Linnea, who helped facilitate the pilot, believes the collaboration between Sandia and N.M. Tech was successful in multiple aspects. “Helping students prepare for their future field takes real world application. The interns participating in the Sandia Research Institutes pilot were able to not only develop their own skills by working at the Labs, but able to parlay that experience by crafting content to help other individuals develop their abilities,” she said

The week of August 17, a Tracer FIRE Workshop training was held with a group of academic institutions, including the University of Illinois, Purdue University, North Carolina Agricultural & Technology State University, Norfolk State University, Auburn University, N.M. Tech, University of Maryland Baltimore County and Embry-Riddle Aeronautical University.

The Sandia team laid out the goals, structure and anticipated outcomes of the Tracer FIRE exercise and then highlighted how universities who chose to host an event could magnify the benefits by using a cascade mentoring strategy where their own students experience the exercise, learn how to plan a Tracer FIRE event, and then assist in teaching other students.

The Sandia team also walked through the logistical intricacies involved with putting on a virtual cyber event, which they had experienced for the first time when running the GET SCET camp in July.

Tommie Kuykendall, Sandia’s CECOR project manager who helped coordinate the workshop, said, “Events like these allow us to spread the word about all of the great things Sandia does and is about. Tracer FIRE, in particular, has been a great tool to connect with minority serving institutions across the country.”

NNSA Cyber education programs

Minority Serving Institutions Partnership Program

NNSA’s Minority Serving Institutions Partnership Program, instituted in 2015, is designed to build a sustainable pipeline between DOE sites and laboratories and minority serving institutions with STEM disciplines. The MSIPP program provides support to historically Black colleges and universities, tribal colleges and universities and Hispanic serving institutions, offering enrichment and development activities to help students succeed and make a smooth transition into a STEM career.

Consortium Enabling Cybersecurity Opportunities & Research Program

NNSA’s Consortium Enabling Cybersecurity Opportunities & Research Program is a cybersecurity education, internship and workforce partnership created in 2015 between Sandia, Lawrence Livermore National Laboratory and 13 HBCUs.
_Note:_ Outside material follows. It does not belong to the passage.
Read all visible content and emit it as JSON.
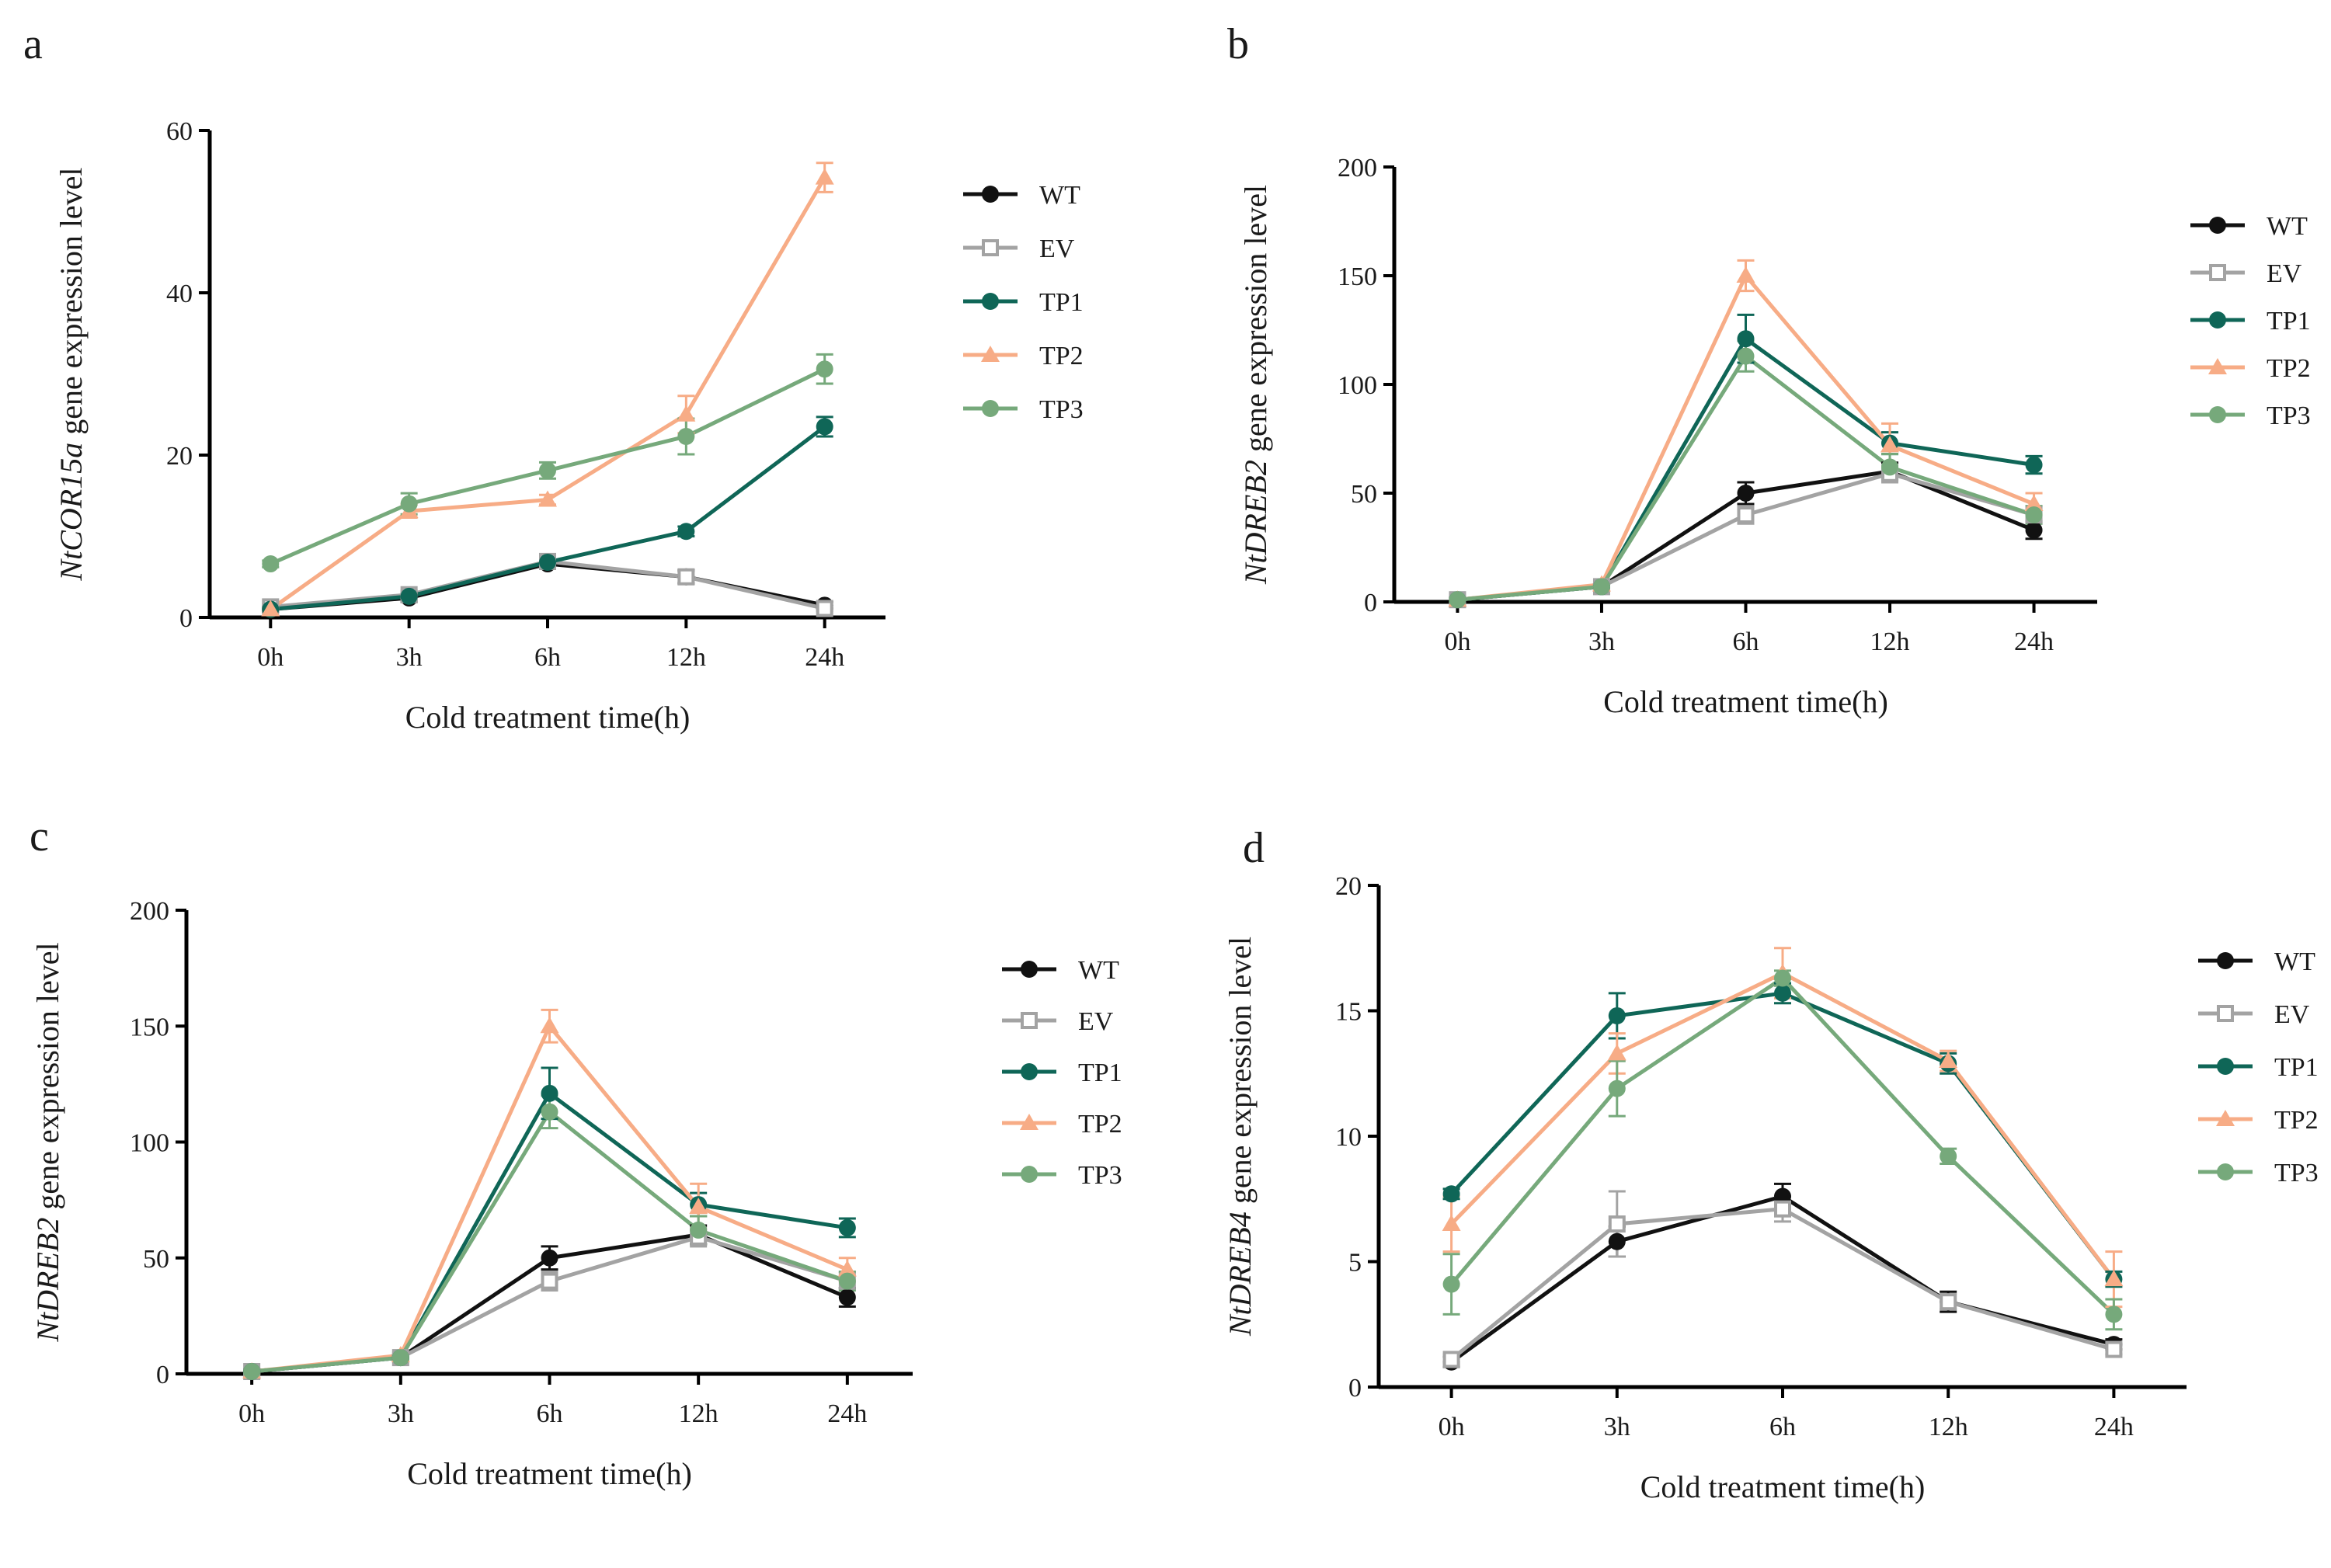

It was awarded a five-year, $25M grant to help NNSA develop a K-20 pipeline of cybersecurity professionals to address a workforce shortage and increase the number of minority students pursuing cybersecurity careers.

The need for cybersecurity professionals is emphasized by projections that anticipate 3.5M cybersecurity job openings worldwide by 2021.

Thousands of students, from kindergarten age to college graduates, have been impacted by the broader consortium through cybersecurity education and training, K-12 programs, summer internships and bootcamps.